King County Attorney Dan Satterberg announces his resignation



FILE – King County Attorney Dan Satterberg addresses a press conference Tuesday, March 14, 2017, in Seattle. Satterberg announced on Friday, January 7, 2022 that he would not stand for re-election after four terms this year. (AP Photo / Elaine Thompson, File)


King County Attorney Dan Satterberg announced Friday that he will not run for re-election after four terms this year.

Satterberg has spent his entire career in the office, having started as an intern in 1984 and accepted a full-time position the next year. Then-prosecutor Norm Maleng appointed him chief of staff at the age of 30, and he worked closely with Maleng until his sudden death in 2007 when Satterberg became prosecutor.
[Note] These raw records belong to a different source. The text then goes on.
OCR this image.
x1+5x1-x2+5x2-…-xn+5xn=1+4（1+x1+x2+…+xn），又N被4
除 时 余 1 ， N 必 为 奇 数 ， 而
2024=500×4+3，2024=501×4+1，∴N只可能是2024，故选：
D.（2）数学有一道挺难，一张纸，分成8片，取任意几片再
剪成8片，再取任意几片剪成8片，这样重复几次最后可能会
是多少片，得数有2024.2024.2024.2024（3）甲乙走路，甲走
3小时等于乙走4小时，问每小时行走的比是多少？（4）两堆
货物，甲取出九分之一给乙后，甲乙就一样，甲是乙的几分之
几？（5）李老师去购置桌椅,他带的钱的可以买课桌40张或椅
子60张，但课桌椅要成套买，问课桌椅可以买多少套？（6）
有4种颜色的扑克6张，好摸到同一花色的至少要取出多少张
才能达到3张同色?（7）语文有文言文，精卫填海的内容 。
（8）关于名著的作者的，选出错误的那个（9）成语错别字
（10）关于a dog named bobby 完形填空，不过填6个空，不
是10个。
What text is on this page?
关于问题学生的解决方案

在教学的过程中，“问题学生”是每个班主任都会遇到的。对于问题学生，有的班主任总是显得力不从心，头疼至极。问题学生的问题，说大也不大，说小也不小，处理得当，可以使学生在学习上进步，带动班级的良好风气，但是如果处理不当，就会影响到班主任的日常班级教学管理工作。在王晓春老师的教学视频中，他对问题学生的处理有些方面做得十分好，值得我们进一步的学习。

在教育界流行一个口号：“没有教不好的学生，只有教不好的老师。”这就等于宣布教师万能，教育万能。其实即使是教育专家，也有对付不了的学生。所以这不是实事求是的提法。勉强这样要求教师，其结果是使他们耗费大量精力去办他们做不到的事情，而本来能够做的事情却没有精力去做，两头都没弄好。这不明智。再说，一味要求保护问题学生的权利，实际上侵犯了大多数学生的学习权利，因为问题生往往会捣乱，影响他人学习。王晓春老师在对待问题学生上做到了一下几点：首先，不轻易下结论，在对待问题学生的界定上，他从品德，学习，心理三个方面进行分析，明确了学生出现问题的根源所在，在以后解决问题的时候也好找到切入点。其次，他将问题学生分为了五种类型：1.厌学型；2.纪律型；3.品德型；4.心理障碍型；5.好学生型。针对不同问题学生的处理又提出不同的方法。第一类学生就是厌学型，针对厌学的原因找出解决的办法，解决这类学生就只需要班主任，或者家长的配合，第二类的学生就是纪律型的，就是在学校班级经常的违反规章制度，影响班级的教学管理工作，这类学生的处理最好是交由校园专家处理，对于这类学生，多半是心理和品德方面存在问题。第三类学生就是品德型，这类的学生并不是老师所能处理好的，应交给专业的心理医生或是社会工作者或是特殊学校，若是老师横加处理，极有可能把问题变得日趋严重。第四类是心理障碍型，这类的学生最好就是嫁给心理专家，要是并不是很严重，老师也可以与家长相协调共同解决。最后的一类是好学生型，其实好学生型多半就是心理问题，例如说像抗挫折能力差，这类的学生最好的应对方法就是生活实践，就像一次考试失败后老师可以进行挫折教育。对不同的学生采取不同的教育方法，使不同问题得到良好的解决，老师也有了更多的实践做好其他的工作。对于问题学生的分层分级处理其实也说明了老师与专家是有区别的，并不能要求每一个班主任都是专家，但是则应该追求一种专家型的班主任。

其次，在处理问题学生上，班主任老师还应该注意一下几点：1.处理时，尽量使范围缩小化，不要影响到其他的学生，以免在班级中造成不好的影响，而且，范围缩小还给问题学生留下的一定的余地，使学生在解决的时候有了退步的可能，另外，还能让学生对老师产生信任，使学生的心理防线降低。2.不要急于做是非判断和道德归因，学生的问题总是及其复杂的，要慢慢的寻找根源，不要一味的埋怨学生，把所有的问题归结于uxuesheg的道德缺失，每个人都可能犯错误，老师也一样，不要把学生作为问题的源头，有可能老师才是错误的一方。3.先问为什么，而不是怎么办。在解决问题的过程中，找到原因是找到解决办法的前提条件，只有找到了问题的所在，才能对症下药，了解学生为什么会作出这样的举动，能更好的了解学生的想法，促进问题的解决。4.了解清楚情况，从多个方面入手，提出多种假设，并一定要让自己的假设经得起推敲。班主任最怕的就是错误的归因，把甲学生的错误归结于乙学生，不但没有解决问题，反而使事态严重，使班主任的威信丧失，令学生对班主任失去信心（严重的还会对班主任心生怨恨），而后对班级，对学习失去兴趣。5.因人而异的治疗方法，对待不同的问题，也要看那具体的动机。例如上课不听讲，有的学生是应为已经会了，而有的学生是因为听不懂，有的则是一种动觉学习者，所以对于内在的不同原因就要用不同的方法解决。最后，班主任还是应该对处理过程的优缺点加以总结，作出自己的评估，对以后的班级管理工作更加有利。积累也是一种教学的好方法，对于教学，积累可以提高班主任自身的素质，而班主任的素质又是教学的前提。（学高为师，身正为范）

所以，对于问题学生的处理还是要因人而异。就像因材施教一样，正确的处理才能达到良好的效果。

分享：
In a statement on Friday, he said he wanted to focus this year on addressing the challenges posed by the pandemic, which include around 6,000 criminal offenses. He also said that during the COVID era, he was at home with his wife, a lawyer at Microsoft, realizing where he wanted to be.

“Working in this position has been an extraordinary privilege for me and the PA chosen is the best job I could ever have, but it’s not the only thing I would ever want to do with my life,” said Satterberg.

Satterberg, who was a Republican until 2018 when President Donald Trump’s tenure inspired him to leave the party and become a Democrat, was known for taking progressive steps as a prosecutor.

In the days leading up to cannabis legalization in Washington, he made it clear that he was not interested in prosecuting sick medical marijuana patients. He worked on setting up a diversion program that would save low-level narcotics and prostitution cases in court, and tried to re-convict people facing life imprisonment under the state’s three-strike law.

Satterberg also sponsored a diversion program that became the nonprofit Choose 180, which aims to keep young people out of the criminal justice system.

Satterberg’s chief of staff Leesa Manion quickly announced a campaign to replace him. She would be the first woman and first person of color to run the office with more than 575 employees.

As of 1949, there were only four elected prosecutors: Chuck Carroll, who served from 1949 through 1971; Chris Bayley, 1971-79; Maleng, 1979-2007; and Satterberg.